@lumincinta 2017-02-07T12:31:25.000000Z 字数 4550 阅读 296

R Package 'smbinning': Optimal Binning for Scoring Modeling

by Herman Jopia

R.Package

R Package 'smbinning': Optimal Binning for Scoring Modeling, by Herman Jopia

What is Binning?

Binning is the term used in scoring modeling for what is also known in Machine Learning as Discretization, the process of transforming a continuous characteristic into a finite number of intervals (the bins), which allows for a better understanding of its distribution and its relationship with a binary variable. The bins generated by the this process will eventually become the attributes of a predictive characteristic, the key component of a Scorecard.

Why Binning?

Though there are some reticence to it [1], the benefits of binning are pretty straight forward:

It allows missing data and other special calculations (e.g. divided by zero) to be included in the model.
It controls or mitigates the impact of outliers over the model.
It solves the issue of having different scales among the characteristics, making the weights of the coefficients in the final model comparable.

Unsupervised Discretization

Unsupervised
Discretization divides a continuous feature into groups (bins) without
taking into account any other information. It is basically a partiton
with two options: equal length intervals and equal frequency intervals.

Equal length intervals

Objective: Understand the distribution of a variable.
Example: The classic histogram, whose bins have equal length that can be calculated using different rules (Sturges, Rice, and others).
Disadvantage: The number of records in a bin may be too small to allow for a valid calculation, as shown in Table 1.

Table 1. Time on Books and Credit Performance. Bin 6 has no bads, producing indeterminate metrics.

Equal frequency intervals

Objective: Analyze the relationship with a binary target variable through metrics like bad rate.
Example: Quartlies or Percentiles.
Disadvantage: The cutpoints selected may not maximize the difference between bins when mapped to a target variable, as shown in Table 2

Table 2. Time on Books and Credit Performance. Different cutpoints may improve the Information Value (0.4969).

Supervised Discretization

Supervised Discretization divides a continuous feature into groups
(bins) mapped to a target variable. The central idea is to find those
cutpoints that maximize the difference between the groups.
In the
past, analysts used to iteratively move from Fine Binning to Coarse
Binning, a very time consuming process of finding manually and visually
the right cutpoints (if ever). Nowadays with algorithms like ChiMerge or
Recursive Partitioning, two out of several techniques available [2],
analysts can quickly find the optimal cutpoints in seconds and evaluate
the relationship with the target variable using metrics such as Weight
of Evidence and Information Value.

An Example With 'smbinning'

Using the 'smbinning' package and its data (chileancredit), whose documentation can be found on its supporting website, the characteristic Time on Books is grouped into bins taking into account the Credit Performance (Good/Bad) to establish the optimal cutpoints to get meaningful and statistically different groups. The R code below, Table 3, and Figure 1 show the result of this application, which clearly surpass the previous methods with the highest Information Value (0.5353).

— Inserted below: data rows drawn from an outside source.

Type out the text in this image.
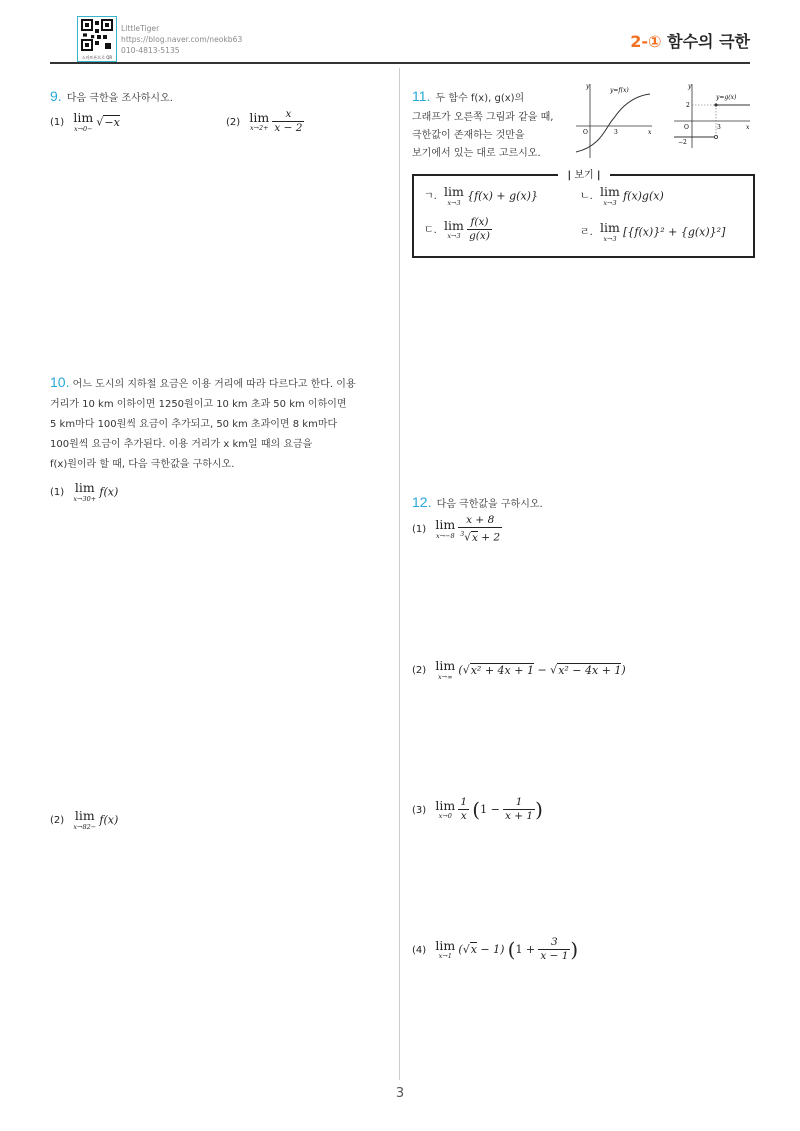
스마트폰으로 QR
LittleTiger
https://blog.naver.com/neokb63
010-4813-5135	2-① 함수의 극한
9. 다음 극한을 조사하시오.
(1) lim
x→0− √−x	(2) lim
x→2+
$\frac{x}{x - 2}$
10. 어느 도시의 지하철 요금은 이용 거리에 따라 다르다고 한다. 이용
거리가 10 km 이하이면 1250원이고 10 km 초과 50 km 이하이면
5 km마다 100원씩 요금이 추가되고, 50 km 초과이면 8 km마다
100원씩 요금이 추가된다. 이용 거리가 x km일 때의 요금을
f(x)원이라 할 때, 다음 극한값을 구하시오.
(1) lim
x→30+ f(x)
(2) lim
x→82− f(x)
11. 두 함수 f(x), g(x)의
그래프가 오른쪽 그림과 같을 때,
극한값이 존재하는 것만을
보기에서 있는 대로 고르시오.
y
x
O	3
y=f(x)
y
x
O
2
−2
3
y=g(x)
| 보기 |
ㄱ. lim
x→3 {f(x) + g(x)}	ㄴ. lim
x→3 f(x)g(x)
ㄷ. lim
x→3
$\frac{f(x)}{g(x)}$	ㄹ. lim
x→3 [{f(x)}² + {g(x)}²]
12. 다음 극한값을 구하시오.
(1) lim
x→−8
$\frac{x + 8}{^3√x + 2}$
(2) lim
x→∞ (√x² + 4x + 1 − √x² − 4x + 1)
(3) lim
x→0
$\frac{1}{x} (1 - \frac{1}{x + 1}$ )
(4) lim
x→1 (√x − 1) ($1 + \frac{3}{x - 1}$ )
3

# Load package and its data 
library(smbinning) 
data(chileancredit) 
# Training and testing samples 
chileancredit.train=subset(chileancredit,FlagSample==1) 
chileancredit.test=subset(chileancredit,FlagSample==0) 
# Run and save results 
result=smbinning(df=chileancredit.train,y="FlagGB",x="TOB",p=0.05) 
result$ivtable
# Relevant plots (2x2 Page) 
par(mfrow=c(2,2)) 
boxplot(chileancredit.train$TOB~chileancredit.train$FlagGB, 
horizontal=T, frame=F, col="lightgray",main="Distribution") 
mtext("Time on Books (Months)",3) 
smbinning.plot(result,option="dist",sub="Time on Books (Months)") 
smbinning.plot(result,option="badrate",sub="Time on Books (Months)") 
smbinning.plot(result,option="WoE",sub="Time on Books (Months)")

Table 3. Time on Books cutpoints mapped to Credit Performance.

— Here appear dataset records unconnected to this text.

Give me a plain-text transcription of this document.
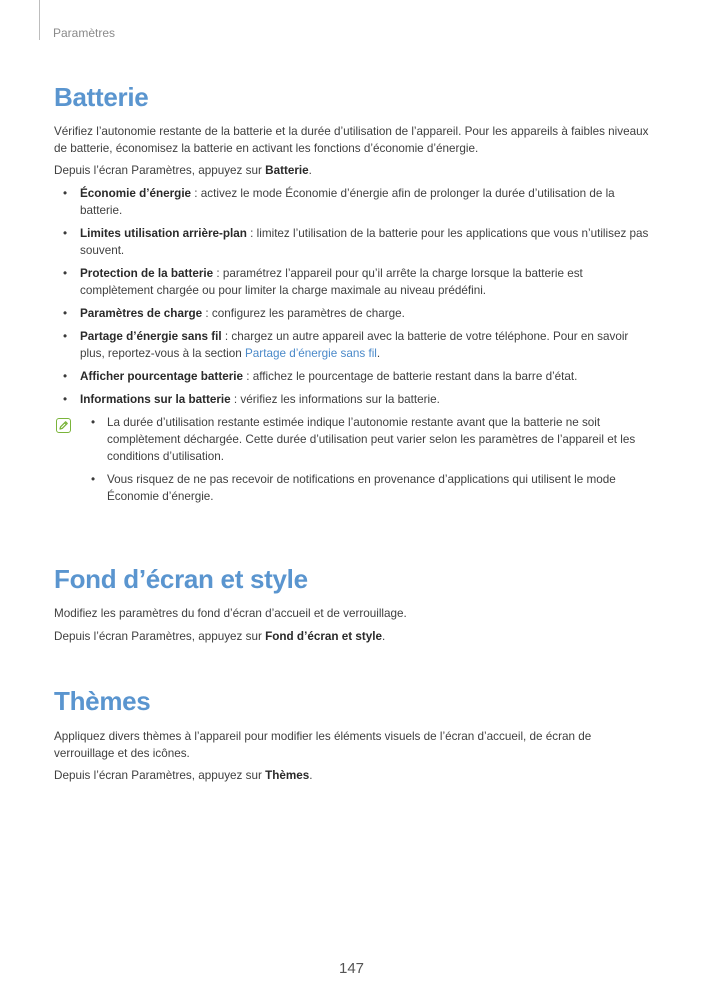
Paramètres
Batterie

Vérifiez l’autonomie restante de la batterie et la durée d’utilisation de l’appareil. Pour les appareils à faibles niveaux de batterie, économisez la batterie en activant les fonctions d’économie d’énergie.

Depuis l’écran Paramètres, appuyez sur Batterie.

• Économie d’énergie : activez le mode Économie d’énergie afin de prolonger la durée d’utilisation de la batterie.
• Limites utilisation arrière-plan : limitez l’utilisation de la batterie pour les applications que vous n’utilisez pas souvent.
• Protection de la batterie : paramétrez l’appareil pour qu’il arrête la charge lorsque la batterie est complètement chargée ou pour limiter la charge maximale au niveau prédéfini.
• Paramètres de charge : configurez les paramètres de charge.
• Partage d’énergie sans fil : chargez un autre appareil avec la batterie de votre téléphone. Pour en savoir plus, reportez-vous à la section Partage d’énergie sans fil.
• Afficher pourcentage batterie : affichez le pourcentage de batterie restant dans la barre d’état.
• Informations sur la batterie : vérifiez les informations sur la batterie.
• La durée d’utilisation restante estimée indique l’autonomie restante avant que la batterie ne soit complètement déchargée. Cette durée d’utilisation peut varier selon les paramètres de l’appareil et les conditions d’utilisation.
• Vous risquez de ne pas recevoir de notifications en provenance d’applications qui utilisent le mode Économie d’énergie.
Fond d’écran et style

Modifiez les paramètres du fond d’écran d’accueil et de verrouillage.

Depuis l’écran Paramètres, appuyez sur Fond d’écran et style.

Thèmes

Appliquez divers thèmes à l’appareil pour modifier les éléments visuels de l’écran d’accueil, de écran de verrouillage et des icônes.

Depuis l’écran Paramètres, appuyez sur Thèmes.

147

Figure 1. Plots generated by the package.

In the middle of the "data era", it is critical to speed up the development of scoring models. Binning, and more specifically, automated binning helps to reduce significantly the time consuming process of generating predictive characteristics, reason why companies like SAS and FICO have developed their own proprietary algorithms to implement this functionality on their respective software. For analysts who do not have these specific tools or modules, the R package 'smbinning' offers an statistically robust alternative to run their analysis faster.

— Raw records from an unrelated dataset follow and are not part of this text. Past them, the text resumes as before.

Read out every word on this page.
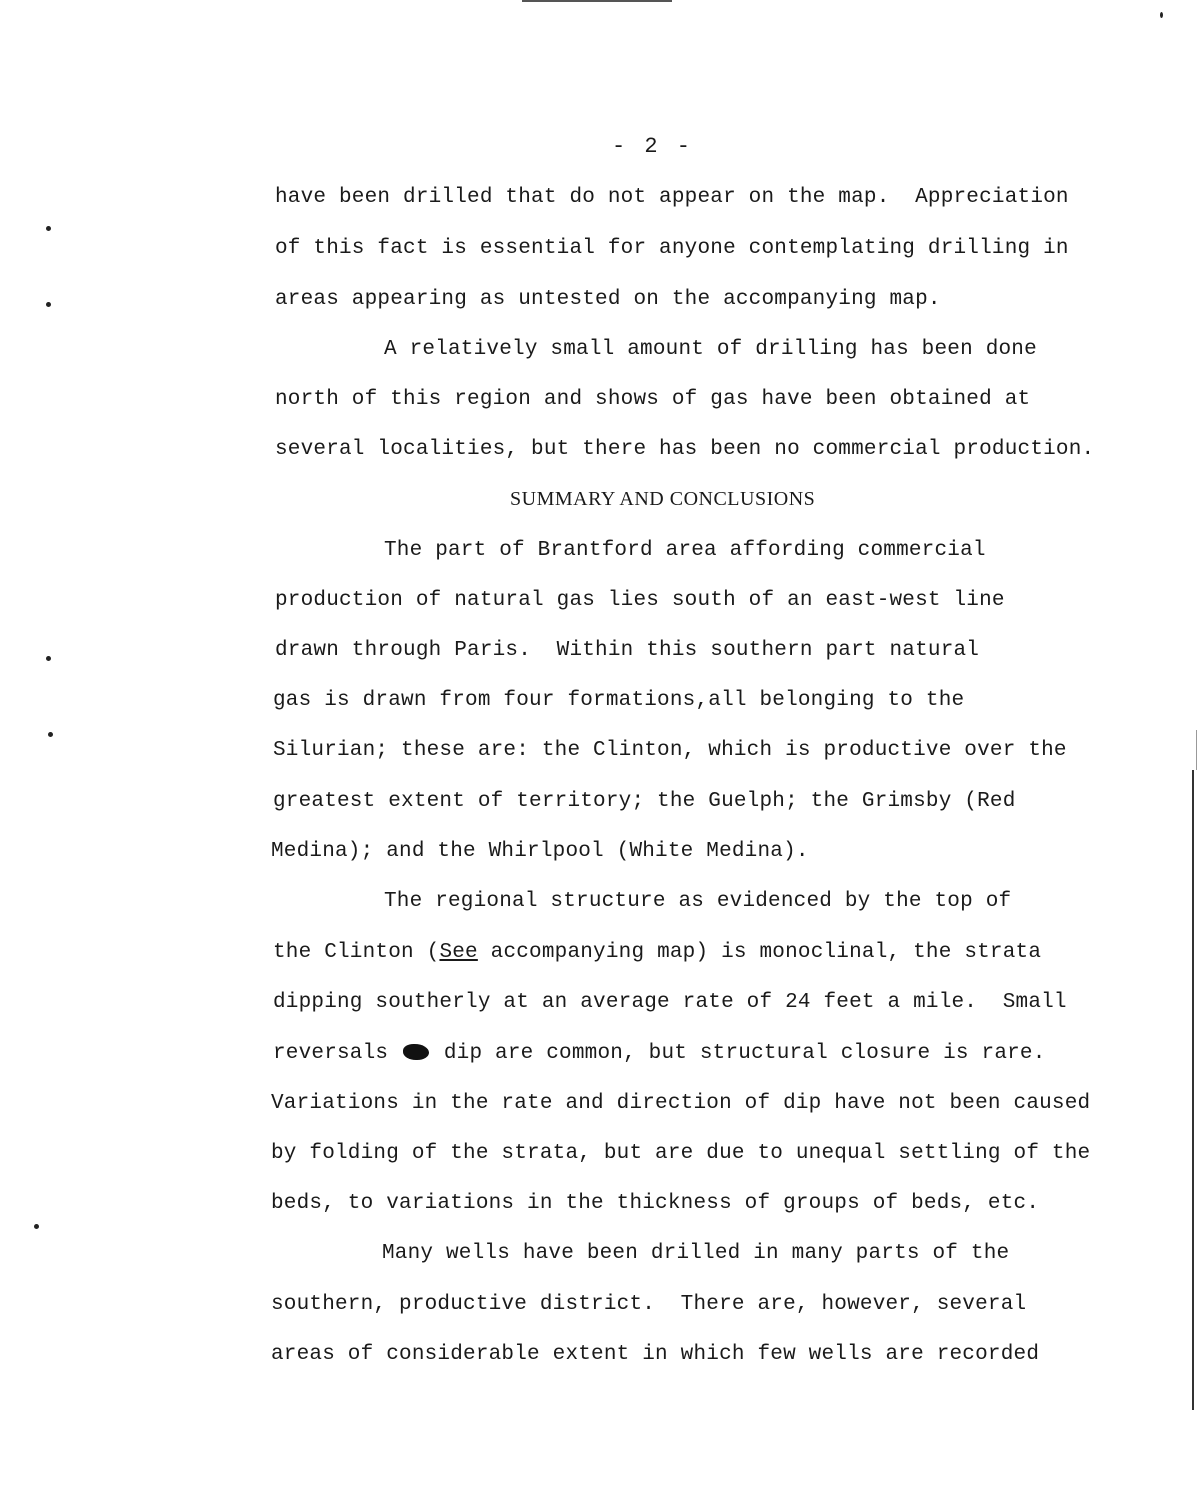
- 2 -
have been drilled that do not appear on the map.  Appreciation
of this fact is essential for anyone contemplating drilling in
areas appearing as untested on the accompanying map.
A relatively small amount of drilling has been done
north of this region and shows of gas have been obtained at
several localities, but there has been no commercial production.
SUMMARY AND CONCLUSIONS
The part of Brantford area affording commercial
production of natural gas lies south of an east-west line
drawn through Paris.  Within this southern part natural
gas is drawn from four formations,all belonging to the
Silurian; these are: the Clinton, which is productive over the
greatest extent of territory; the Guelph; the Grimsby (Red
Medina); and the Whirlpool (White Medina).
The regional structure as evidenced by the top of
the Clinton (See accompanying map) is monoclinal, the strata
dipping southerly at an average rate of 24 feet a mile.  Small
reversals	dip are common, but structural closure is rare.
Variations in the rate and direction of dip have not been caused
by folding of the strata, but are due to unequal settling of the
beds, to variations in the thickness of groups of beds, etc.
Many wells have been drilled in many parts of the
southern, productive district.  There are, however, several
areas of considerable extent in which few wells are recorded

For more information about binning, the package's documentation available on CRAN lists some references related to the algorithm behind it and its supporting website some references for scoring modeling development.

References

[1] Dinero, T. (1996) Seven Reasons Why You Should Not Categorize Continuous Data. Journal of health & social policy 8(1) 63-72 (1996).
[2] Garcia, S. et al (2013) A Survey of Discretization Techniques: Taxonomy and Empirical Analysis in Supervised Learning. IEEE Transactions on Knowledge and Data Engineering, Vol. 25, No. 4, April 2013.